‘Controlling Britney Spears’ New Documentary On The Singer Has All The Details

On Friday night, FX and Hulu will debut a new documentary on Britney Spears’ life. “Controlling Britney Spears,” the follow-up to “Framing Britney Spears,” delves deeper into the conservatorship that has ruled over the pop star’s life since 2008.

The documentary, which will premiere at 10 p.m. on Netflix, is based on a New York Times investigation into Spears’ conservatorship and will look at how it has influenced her life over the past 13 years. Insiders, including a former member of the security team that tracked Spears for nine years, have come up with charges about how the superstar’s conservatorship functioned, including claims that her life was constantly watched.

According to the former member of the security team, he was instructed to erase a flash drive holding “very sensitive” information. This order triggered “so many red lights,” he claimed, and he finally “saved a copy” because he didn’t want to lose any proof.
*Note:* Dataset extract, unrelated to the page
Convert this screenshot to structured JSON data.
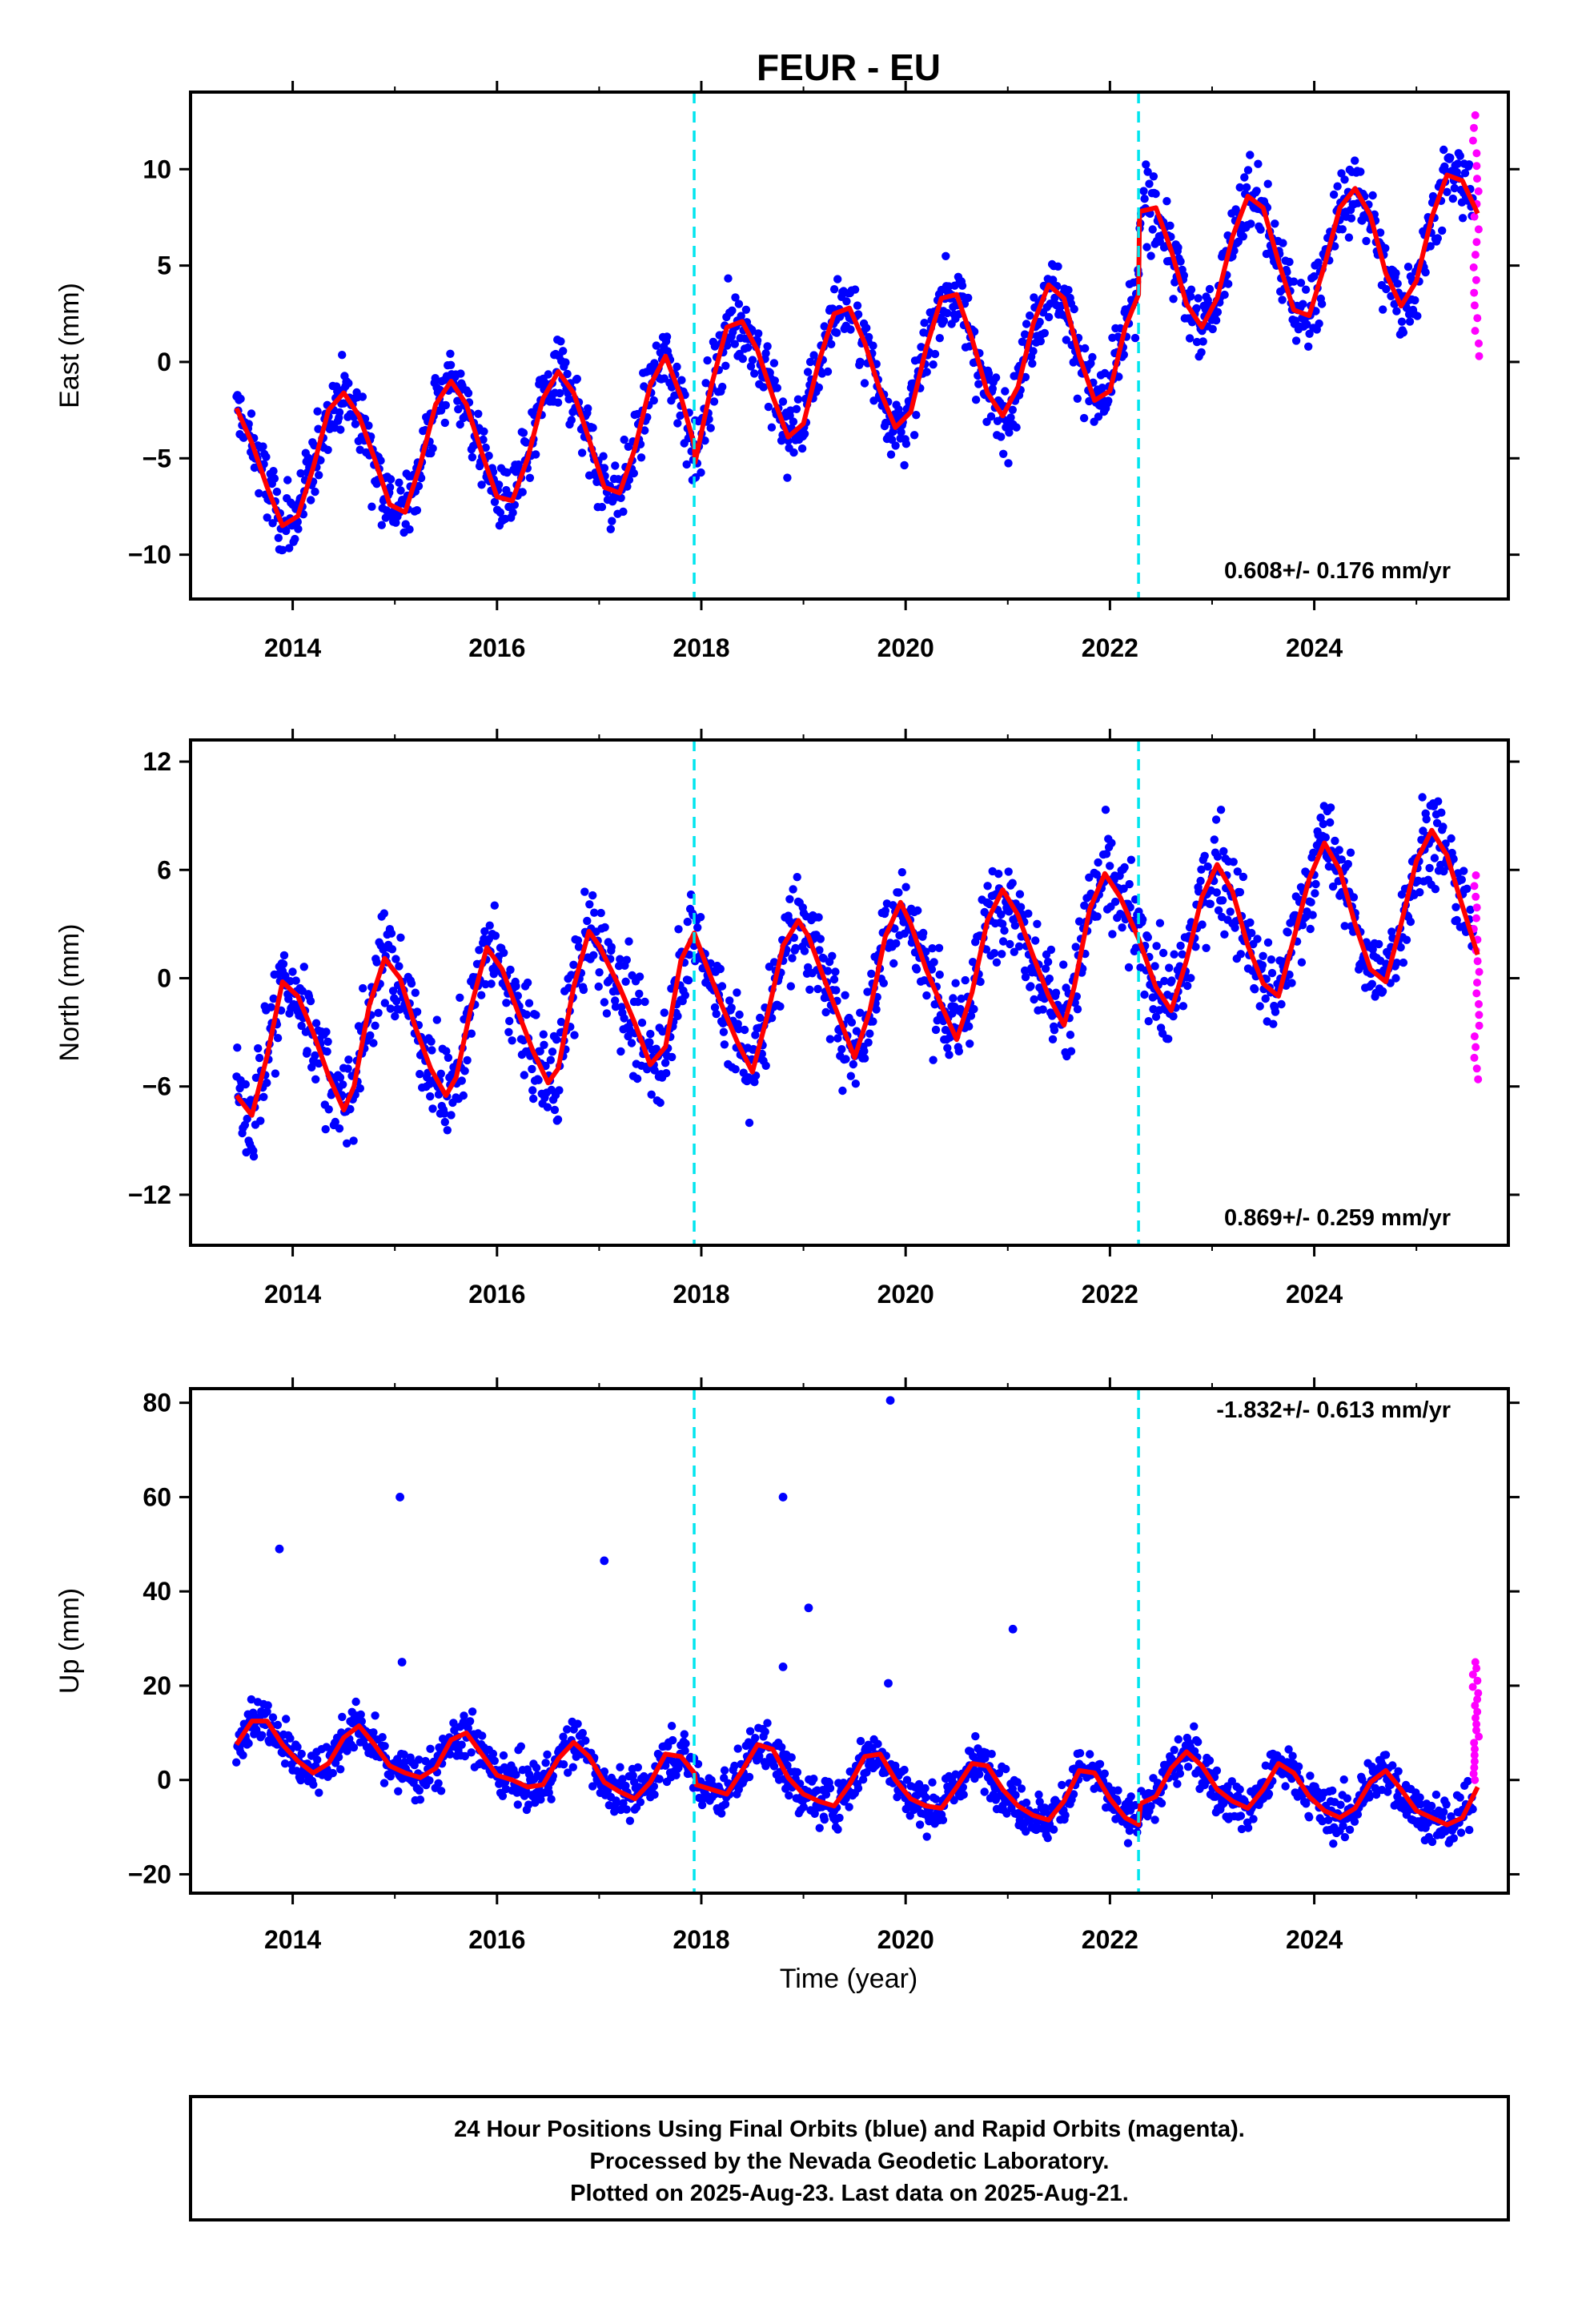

“In the documentary,” Liz Day, co-creator of both documentaries, said, “this insider has come forward and provided a depiction of the way the conservatorship watched and regulated almost every element of Britney’s life over the previous 13 years.”

“Back in 2008, when [Britney’s father] Jamie was designated Britney’s conservator, he was granted the right to employ security for Britney 24 hours a day, seven days a week, and no one really understood what they did,” Day said. “They’d be in the backdrop of Britney’s photographs.” We definitely didn’t know a thing about the amount of control and the methods they monitored and surveilled her previously, and I don’t think anyone else did either.”

Samantha Stark, a co-creator on “GMA,” said she and Day also obtained court records relating to Britney Spears’ conservatorship, which reveal how the singer “had been expressing to the court she wanted out far earlier than anyone realized.”

Spears’ shocking testimony in June “inspired” individuals engaged in the conservatorship to come forward and back her narrative, according to Day.

Stark said, “I believe Britney’s speech was extremely strong.” “These folks in the film contacted us because they wanted to tell their experience after hearing Britney speak,” says the director.

The documentary “Framing Britney Spears,” which premiered on Hulu in February, chronicled the singer’s court struggle over the conservatorship and looked at the media’s portrayal of her at the height of her celebrity. It also looked at the severe scrutiny she’s been subjected to.

Spears, 39, is absent from “Framing.” Britney Spears said in a since-deleted Instagram post that she hadn’t seen the film over two months after its release that she hadn’t seen it. She did, however, say that the clip she did watch made her cry.

“My entire existence has been speculated about… observed… and judged!!!” At the moment, Spears is posted on Instagram. “I’ve spent my entire life performing in front of an audience!!! It takes a lot of courage to TRUST the universe with your true vulnerability, because the media has always criticized… ridiculed… and embarrassed me… and I’m still doing it today!!!”

“As the globe continues to evolve and life goes on, we as humans remain vulnerable and sensitive,” she continued.

Spears has been preoccupied with resolving her conservatorship fight since then. Her conservatorship, she claimed in court, is “abusive” and “doing me much more harm than good.” Following pressure from Spears’ new legal team, her father, Jamie Spears, who acts as conservator of her estate and has denied wrongdoing, moved to dissolve the arrangement earlier this month. The next court appearance is scheduled on September 29.